OTTAWA—Liberal leader Justin Trudeau will be making history at Rideau Hall this morning (Wednesday, November 4) as Governor General David Johnston presides over the swearing in of the new Trudeau government. Mr. Trudeau will not only become Canada’s 23rd prime minister, replacing Stephen Harper after the Liberals defeated the Conservatives in the October 19 election, but he will be the first son of a former prime minister to be sworn in as a prime minister in his own right.
Mr. Trudeau and what is expected to be a 25-member cabinet will be sworn in at Rideau Hall and members of the public have been invited to watch Trudeau and other members of Parliament arrive for the event. The arrivals have been open to the public for the last several years, but there was no public announcement of that invitation.
The swearing-in ceremony, beginning at 10:30 am Eastern Time, is to be followed by an official photo session with the governor general, the new prime minister and his new government ministers. There has been much conjecture as to who be standing beside the new prime minister in that photo.
As to who he will anoint as his cabinet ministers, especially with the embarrassment of riches afforded by his majority win that includes a number of former government ministers from previous Liberal governments, there are many new faces with prestigious credentials on their curriculum vitae.
The incoming prime minister vowed to make his cabinet gender-balanced, with equal numbers of men and women, during his election campaigning, but he has also hinted that his cabinet will be smaller than what has been seen in recent years. His job will be made somewhat easier by the record number of female MPs, that number is 50 and comprises 27 percent of the 184 Liberals elected on October 19.
Mr. Trudeau has a number of challenges facing him due to his broader promise to craft his cabinet to reflect the face of Canada today, but the strong contingent of minority members elected under the Liberal banner, including former cabinet ministers, will make that somewhat easier.

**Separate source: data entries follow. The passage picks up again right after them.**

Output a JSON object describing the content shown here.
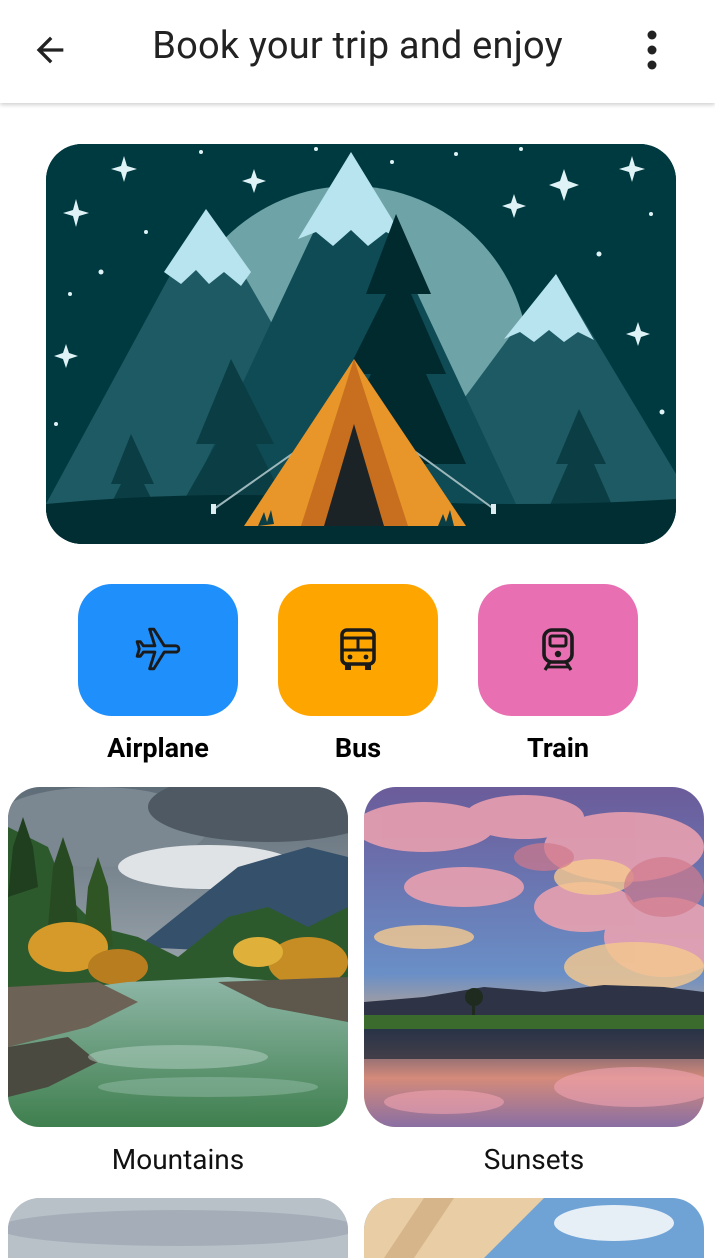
{
  "appbar": {
    "title": "Book your trip and enjoy"
  },
  "transport": [
    {
      "label": "Airplane",
      "color": "#1f8ffb"
    },
    {
      "label": "Bus",
      "color": "#ffa500"
    },
    {
      "label": "Train",
      "color": "#e86fb2"
    }
  ],
  "destinations": [
    {
      "label": "Mountains"
    },
    {
      "label": "Sunsets"
    }
  ]
}
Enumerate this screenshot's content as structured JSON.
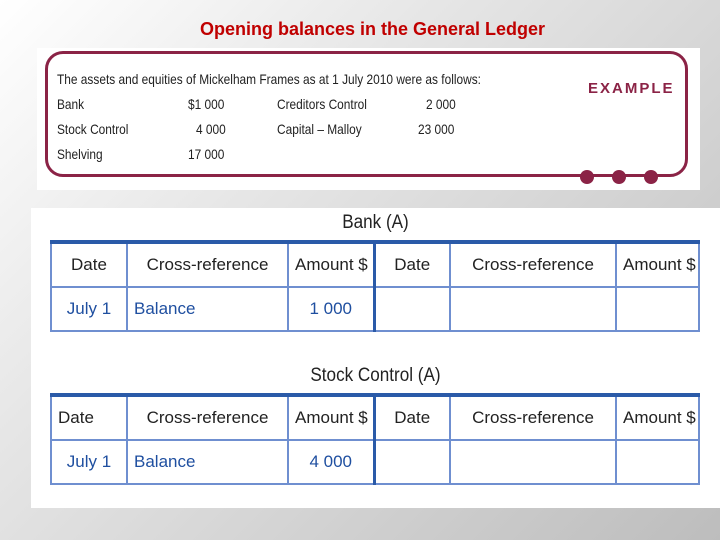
{
  "slide_title": "Opening balances in the General Ledger",
  "example": {
    "label": "EXAMPLE",
    "intro": "The assets and equities of Mickelham Frames as at 1 July 2010 were as follows:",
    "items": [
      {
        "name": "Bank",
        "amount": "$1 000"
      },
      {
        "name": "Stock Control",
        "amount": "4 000"
      },
      {
        "name": "Shelving",
        "amount": "17 000"
      },
      {
        "name": "Creditors Control",
        "amount": "2 000"
      },
      {
        "name": "Capital – Malloy",
        "amount": "23 000"
      }
    ],
    "accent_color": "#8b2346"
  },
  "ledgers": [
    {
      "title": "Bank (A)",
      "headers": [
        "Date",
        "Cross-reference",
        "Amount $",
        "Date",
        "Cross-reference",
        "Amount $"
      ],
      "row": [
        "July 1",
        "Balance",
        "1 000",
        "",
        "",
        ""
      ]
    },
    {
      "title": "Stock Control (A)",
      "headers": [
        "Date",
        "Cross-reference",
        "Amount $",
        "Date",
        "Cross-reference",
        "Amount $"
      ],
      "row": [
        "July 1",
        "Balance",
        "4 000",
        "",
        "",
        ""
      ]
    }
  ]
}
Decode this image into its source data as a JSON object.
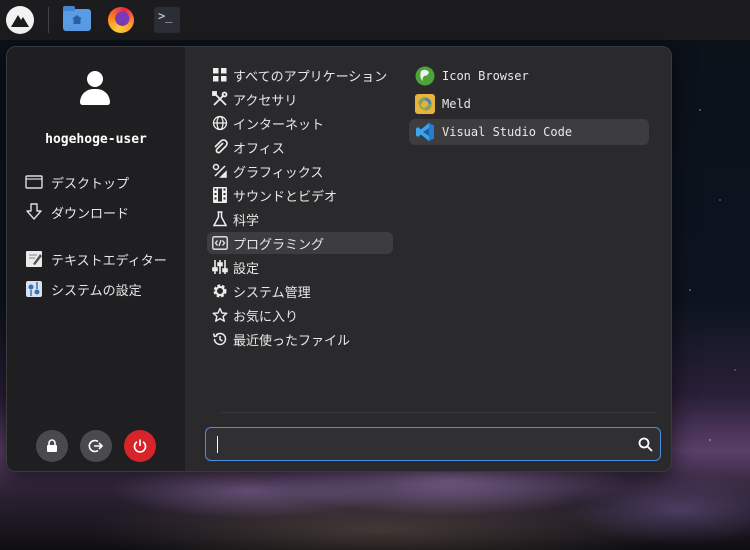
{
  "user": {
    "name": "hogehoge-user"
  },
  "places": [
    {
      "label": "デスクトップ"
    },
    {
      "label": "ダウンロード"
    }
  ],
  "favorites": [
    {
      "label": "テキストエディター"
    },
    {
      "label": "システムの設定"
    }
  ],
  "categories": [
    {
      "label": "すべてのアプリケーション",
      "icon": "grid-icon"
    },
    {
      "label": "アクセサリ",
      "icon": "tools-icon"
    },
    {
      "label": "インターネット",
      "icon": "globe-icon"
    },
    {
      "label": "オフィス",
      "icon": "paperclip-icon"
    },
    {
      "label": "グラフィックス",
      "icon": "palette-icon"
    },
    {
      "label": "サウンドとビデオ",
      "icon": "film-icon"
    },
    {
      "label": "科学",
      "icon": "flask-icon"
    },
    {
      "label": "プログラミング",
      "icon": "code-icon"
    },
    {
      "label": "設定",
      "icon": "sliders-icon"
    },
    {
      "label": "システム管理",
      "icon": "gear-icon"
    },
    {
      "label": "お気に入り",
      "icon": "star-icon"
    },
    {
      "label": "最近使ったファイル",
      "icon": "history-icon"
    }
  ],
  "selected_category": "プログラミング",
  "apps": [
    {
      "label": "Icon Browser",
      "icon": "gimp-icon"
    },
    {
      "label": "Meld",
      "icon": "meld-icon"
    },
    {
      "label": "Visual Studio Code",
      "icon": "vscode-icon"
    }
  ],
  "selected_app": "Visual Studio Code",
  "search": {
    "value": "",
    "placeholder": ""
  },
  "colors": {
    "accent": "#4c90e0",
    "power": "#d6242a",
    "panel": "#1c1c1e"
  },
  "taskbar": {
    "apps": [
      {
        "icon": "home-folder-icon"
      },
      {
        "icon": "firefox-icon"
      },
      {
        "icon": "terminal-icon",
        "label": ">_"
      }
    ]
  }
}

Whoever becomes industry minister at the ceremony will also take on responsibility as the country’s registrar general and be presented by the Governor General with the Great Seal of Canada. At today’s swearing in ceremony, Mr. Trudeau and his new ministers will be following a time honoured tradition that includes the Oath of Allegiance, an Oath of the Members of the Privy Council for those who are not already members and an Oath of Office.
The oaths, which end in “so help me God,” can be altered should individuals chose to “affirm” their oath, in which case the word “swear” is replaced by the word “declare,” and the expression “so help me God” is omitted.
Outgoing Prime Minister Stephen Harper will have submitted his resignation to the Governor General shortly before the signing in ceremony.
Mr. Harper had 26 cabinet ministers, and an additional 12 ministers of state or junior posts, in his cabinet. Of those, women held 12 portfolios, including transport, environment, public works and labour.
The first election of a woman to Parliament was in 1921, when Agnes Macphail, a 31-year-old school teacher, was the first woman to sit in the House of Commons. It would take more than 30 years for the first woman to be appointed to cabinet—Ellen Fairclough, who was named to the cabinet of John Diefenbaker in 1957 and who went on to hold the portfolios of postmaster general and secretary of state of Canada.
The new prime minister’s father, Pierre Elliott Trudeau, appointed three women to his 1968 cabinet, while Brian Mulroney had 11 women serve in his cabinet during his time in office and Jean Chrétien had 16 female ministers.
As to aboriginal representation around the cabinet table, the Liberals saw eight of their 18 aboriginal candidates win a seat in the House of Commons, including Yvonne Jones (Inuit) in Labrador, Michael McLeod (Métis) in the Northwest Territories, Vance Badawey (Métis) in Niagara Centre, Robert-Falcon Ouellette (Cree) in Winnipeg Centre, Don Rusnak (Anishinaabe) in Thunder Bay-Rainy River, Hunter Tootoo (Inuit) in Nunavut, Dan Vandal (Métis) in Saint Boniface-Saint Vital, Manitoba, and Jody Wilson-Raybould (Kwakwaka’wakw) of Vancouver Granville, a former Crown prosecutor, treaty commissioner and regional chief of the BC Assembly of First Nations.